8 heures 44 fenêtre fermée. Note tenue du bleu du ciel aucun vibrato quoique en écoutant bien si, vibrato très serré comme les mailles d’un tricot, qui tricote le bleu du ciel ? Cliquetis des aiguilles, des grandes aiguilles très fines longues et fines en métal, cliquetis aigu. Très loin, un ballon qui rebondit une seul ballon sons différents suivant la hauteur d’où il rebondit, c’est quelqu’un qui joue tout seul, absence de cris d’interjections absence de sons humains, tout seul.
Une toux c’est moi qui tousse son du dedans j’aimerais mettre un micro dans mes poumons, je me demande. Toux grasse, épaisse, résonnante. Broyage de la tartine grillée son plus aigu au broyage des bords plus croustillants, mastication pâte de son, son blanc, son qui sait qu’il va bientôt mourir, glouglou de la gorgée de thé déglutition. Glouglou plus clair quand la tasse est pleine. Choc de la tasse reposée sur la soucoupe son bref son de deux matières cassables pas cassées, choc de la tasse au fond de l’évier grelottement de la tasse sur la soucoupe dans ce mouvement.
Fenêtre fermée, la plante de l’autre côté, muette. Imaginons, allons. Grelot des petits bouts des tiges vibration à peine chuintement plutôt que grelot les petites tiges se frottent à l’air, les grosses branches du milieu silence compact non non en écoutant bien allons note tenue infra-grave. Toujours le ballon.
Fermeture porte frigo un son très bref à peine audible suivi d’un autre plus rond, conclusif. Craquement de la chaise, un seul quand je penche à gauche et plusieurs successifs à droite, frottement des savates sous la chaise, sur le lino. Dans le couloir tout à l’heure, les savates chuintaient presque chantaient pap moum zing en glissant sur le ciment.
Le mur en face, le rempart de Philippe-Auguste, ah mais non, c’est les sons qu’on veut dire mais l’oeil est tyrannique alors ferme les yeux. Xylophone dans les oreilles pointes métalliques qui se rebondissent (comme le ballon, toujours il joue encore), ti-ti-ti-ti-ti dans les oreilles ou hi-hi-hi, ça je suis la seule à l’entendre c’est réconfortant. Impartageable et réconfortant.
Frottement de la mine sur le papier (ceci est recopié du carnet), son granuleux de mes ongles qui grattent ma nuque, son plus doux, plus grave, en grattant le cou, son similaire au frottement de la mine, discours de la mine dans une langue inconnue, choc rythmé de la couverture du carnet sur la table en mosaïque clac clac je le fais de la main gauche pour accompagner le frottement.
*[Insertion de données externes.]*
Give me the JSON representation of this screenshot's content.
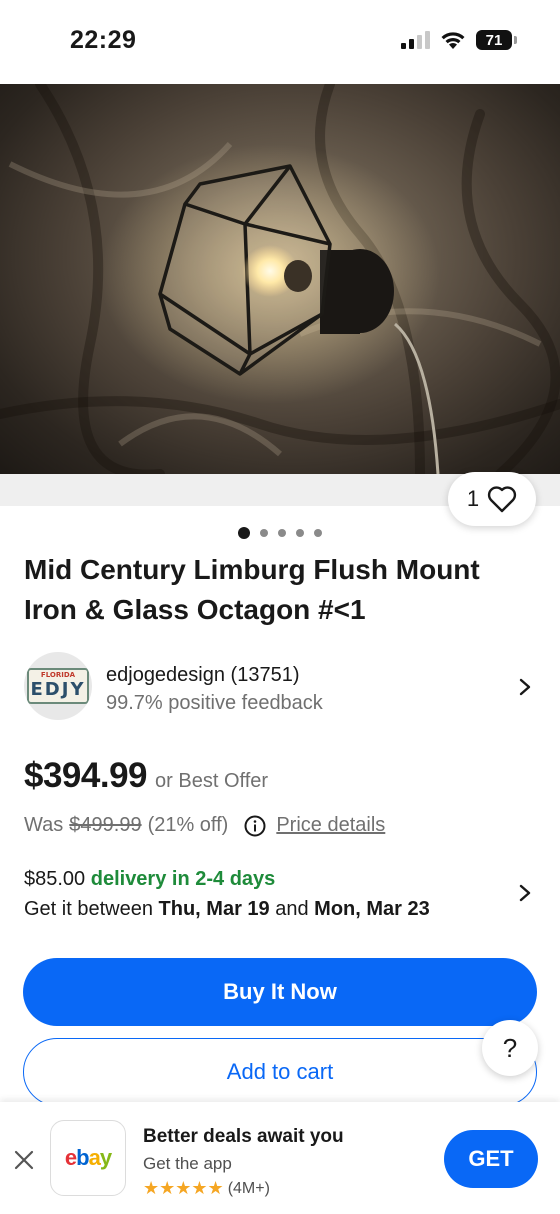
{
  "status_bar": {
    "time": "22:29",
    "battery": "71"
  },
  "gallery": {
    "like_count": "1",
    "total_images": 5,
    "active_index": 0
  },
  "listing": {
    "title": "Mid Century Limburg Flush Mount Iron & Glass Octagon #<1"
  },
  "seller": {
    "avatar_top_text": "FLORIDA",
    "avatar_plate_text": "EDJY",
    "name": "edjogedesign (13751)",
    "feedback": "99.7% positive feedback"
  },
  "price": {
    "amount": "$394.99",
    "offer_label": "or Best Offer",
    "was_label": "Was",
    "was_amount": "$499.99",
    "discount": "(21% off)",
    "details_link": "Price details"
  },
  "delivery": {
    "cost": "$85.00",
    "speed": "delivery in 2-4 days",
    "window_prefix": "Get it between",
    "date_start": "Thu, Mar 19",
    "window_and": "and",
    "date_end": "Mon, Mar 23"
  },
  "actions": {
    "buy_now": "Buy It Now",
    "add_to_cart": "Add to cart",
    "help": "?"
  },
  "app_banner": {
    "title": "Better deals await you",
    "subtitle": "Get the app",
    "stars": "★★★★★",
    "rating_count": "(4M+)",
    "get_label": "GET"
  },
  "colors": {
    "primary_blue": "#0968f6",
    "delivery_green": "#1e8b3a",
    "text_dark": "#191919",
    "text_muted": "#707070"
  }
}
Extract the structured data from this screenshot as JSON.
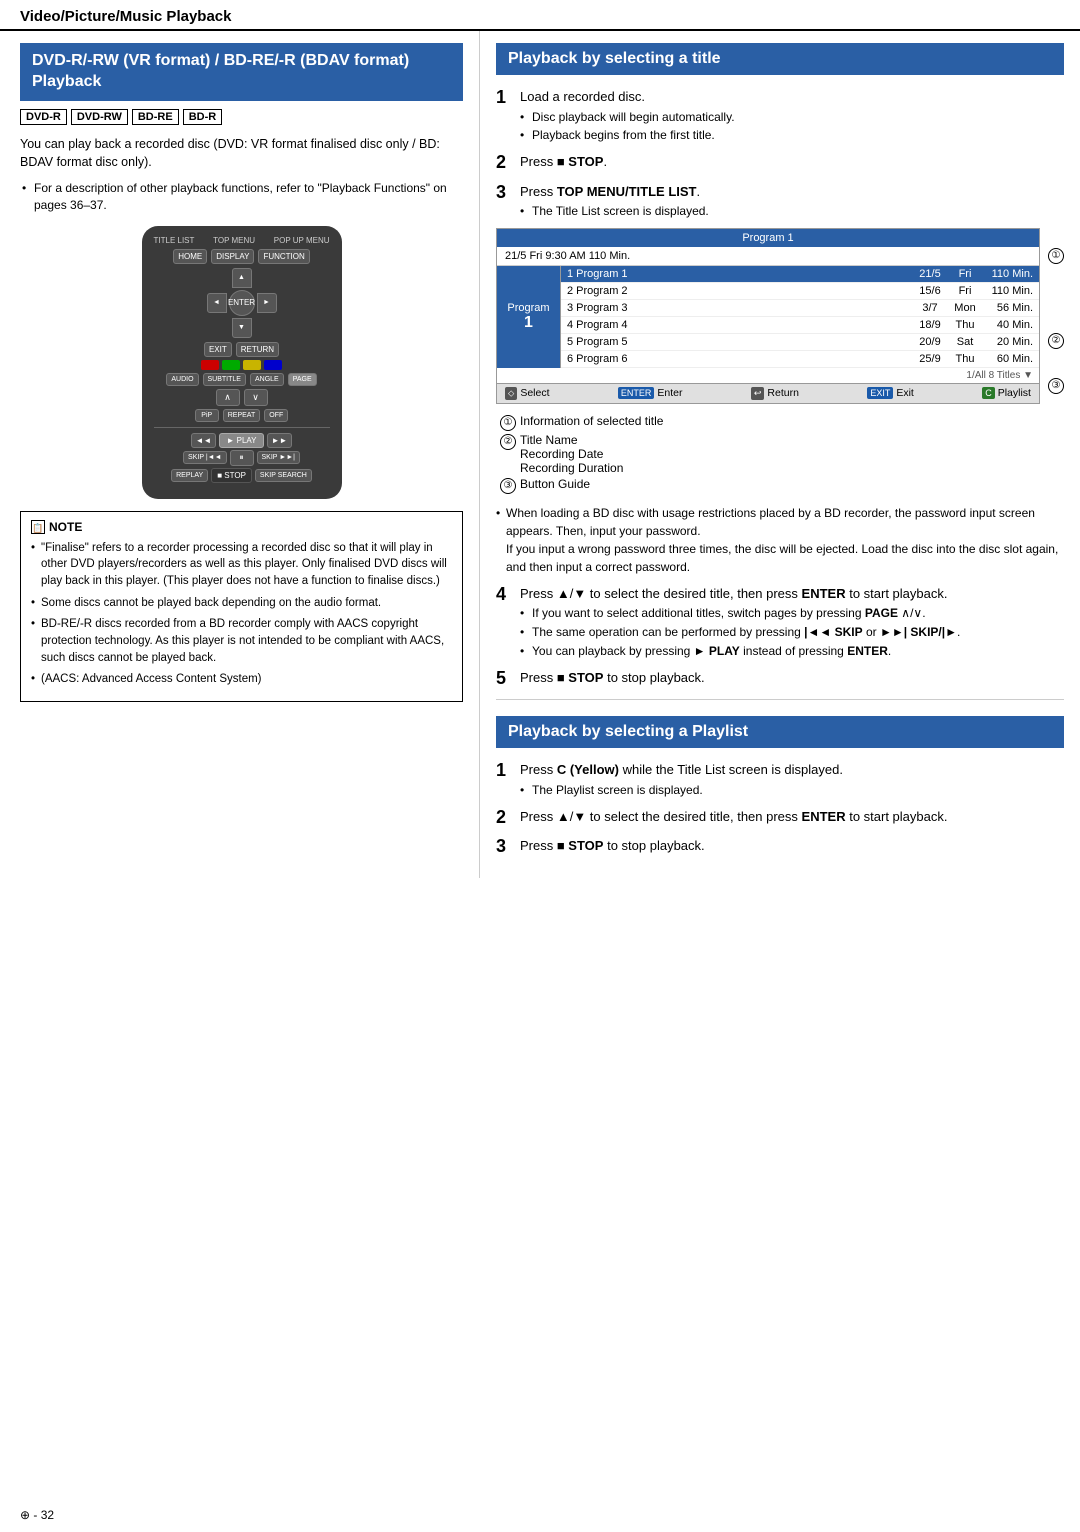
{
  "header": {
    "title": "Video/Picture/Music Playback"
  },
  "left": {
    "section_title": "DVD-R/-RW (VR format) / BD-RE/-R (BDAV format) Playback",
    "badges": [
      "DVD-R",
      "DVD-RW",
      "BD-RE",
      "BD-R"
    ],
    "intro": "You can play back a recorded disc (DVD: VR format finalised disc only / BD: BDAV format disc only).",
    "bullet": "For a description of other playback functions, refer to \"Playback Functions\" on pages 36–37.",
    "note_title": "NOTE",
    "notes": [
      "\"Finalise\" refers to a recorder processing a recorded disc so that it will play in other DVD players/recorders as well as this player. Only finalised DVD discs will play back in this player. (This player does not have a function to finalise discs.)",
      "Some discs cannot be played back depending on the audio format.",
      "BD-RE/-R discs recorded from a BD recorder comply with AACS copyright protection technology. As this player is not intended to be compliant with AACS, such discs cannot be played back.",
      "(AACS: Advanced Access Content System)"
    ]
  },
  "right": {
    "section1_title": "Playback by selecting a title",
    "steps": [
      {
        "num": "1",
        "text": "Load a recorded disc.",
        "subs": [
          "Disc playback will begin automatically.",
          "Playback begins from the first title."
        ]
      },
      {
        "num": "2",
        "text": "Press ■ STOP."
      },
      {
        "num": "3",
        "text": "Press TOP MENU/TITLE LIST.",
        "subs": [
          "The Title List screen is displayed."
        ]
      }
    ],
    "title_list_screen": {
      "header": "Program 1",
      "sub_header": "21/5   Fri   9:30 AM   110 Min.",
      "sidebar_label": "Program",
      "sidebar_num": "1",
      "rows": [
        {
          "name": "1 Program 1",
          "date": "21/5",
          "day": "Fri",
          "dur": "110 Min.",
          "highlight": true
        },
        {
          "name": "2 Program 2",
          "date": "15/6",
          "day": "Fri",
          "dur": "110 Min.",
          "highlight": false
        },
        {
          "name": "3 Program 3",
          "date": "3/7",
          "day": "Mon",
          "dur": "56 Min.",
          "highlight": false
        },
        {
          "name": "4 Program 4",
          "date": "18/9",
          "day": "Thu",
          "dur": "40 Min.",
          "highlight": false
        },
        {
          "name": "5 Program 5",
          "date": "20/9",
          "day": "Sat",
          "dur": "20 Min.",
          "highlight": false
        },
        {
          "name": "6 Program 6",
          "date": "25/9",
          "day": "Thu",
          "dur": "60 Min.",
          "highlight": false
        }
      ],
      "footer": "1/All 8 Titles ▼",
      "controls": [
        {
          "icon": "⬦",
          "label": "Select",
          "color": ""
        },
        {
          "icon": "ENTER",
          "label": "Enter",
          "color": "blue"
        },
        {
          "icon": "↩",
          "label": "Return",
          "color": ""
        },
        {
          "icon": "EXIT",
          "label": "Exit",
          "color": "blue"
        },
        {
          "icon": "C",
          "label": "Playlist",
          "color": "green"
        }
      ]
    },
    "annotations": [
      {
        "num": "①",
        "label": "Information of selected title"
      },
      {
        "num": "②",
        "lines": [
          "Title Name",
          "Recording Date",
          "Recording Duration"
        ]
      },
      {
        "num": "③",
        "label": "Button Guide"
      }
    ],
    "note_bd": "When loading a BD disc with usage restrictions placed by a BD recorder, the password input screen appears. Then, input your password.\nIf you input a wrong password three times, the disc will be ejected. Load the disc into the disc slot again, and then input a correct password.",
    "steps2": [
      {
        "num": "4",
        "text": "Press ▲/▼ to select the desired title, then press ENTER to start playback.",
        "subs": [
          "If you want to select additional titles, switch pages by pressing PAGE ∧/∨.",
          "The same operation can be performed by pressing |◄◄ SKIP or ►►| SKIP/|►.",
          "You can playback by pressing ► PLAY instead of pressing ENTER."
        ]
      },
      {
        "num": "5",
        "text": "Press ■ STOP to stop playback."
      }
    ],
    "section2_title": "Playback by selecting a Playlist",
    "playlist_steps": [
      {
        "num": "1",
        "text": "Press C (Yellow) while the Title List screen is displayed.",
        "subs": [
          "The Playlist screen is displayed."
        ]
      },
      {
        "num": "2",
        "text": "Press ▲/▼ to select the desired title, then press ENTER to start playback."
      },
      {
        "num": "3",
        "text": "Press ■ STOP to stop playback."
      }
    ]
  },
  "footer": {
    "page": "32"
  }
}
Silence des mots écrits, frottement gris, résonance des mots dans la tête faudrait pouvoir mettre un micro.
Silence, son du silence percé de trous d’aiguilles étincelants dans la caverne de l’oreille. Très loin le ballon grondement roulement aboiement du ballon. En arrière-plan vibration des voitures qui roulent sur le quai, faible intensité c’est dimanche c’est vacances c’est comme l’été. Poser un verre plein sur la table, son tout droit sans fioritures. Laisser tomber le briquet il grelotte, il bavarde, il blablate. Il se tait. Pas le ballon.
En frappant la burette d’huile sur sa soucoupe, ça fait sauter la cuillère, caisse claire et charley dans une prise de son très aigües, acide. Le bouchon soulevé et retombé dans le goulot donne deux sons différents : grave au soulevé, plus aigu au retombé. En vieillissant, on perd les graves, raison pour laquelle j’entends tant d’aigus.
Pas de chants d’oiseaux, où sont passés les oiseaux ? Mais le métro oui, bruit d’entrailles, une sorte de colique ponctuée de spasmes. Sirène de police hyper-tendue, agaçante. Un cri : Jeanne ! Jeanne ! Un crissement de freins, une voix d’homme : Alors tu vas où comme ça, explique moi. Les tulipes à la fenêtre d’en face, mutiques. Le silence est d’or. Il vaudrait mieux se taire systématiquement. Mais nous, êtres sonores comme tous les animaux (même les serpents) on a besoin du son, c’est vital. Torture imaginée par la police allemande pour Ulrich Meinhof, prison spéciale sans aucun son. Depuis longtemps projet d’aller au désert écouter les pierres. Peut-être après ma mort j’irai.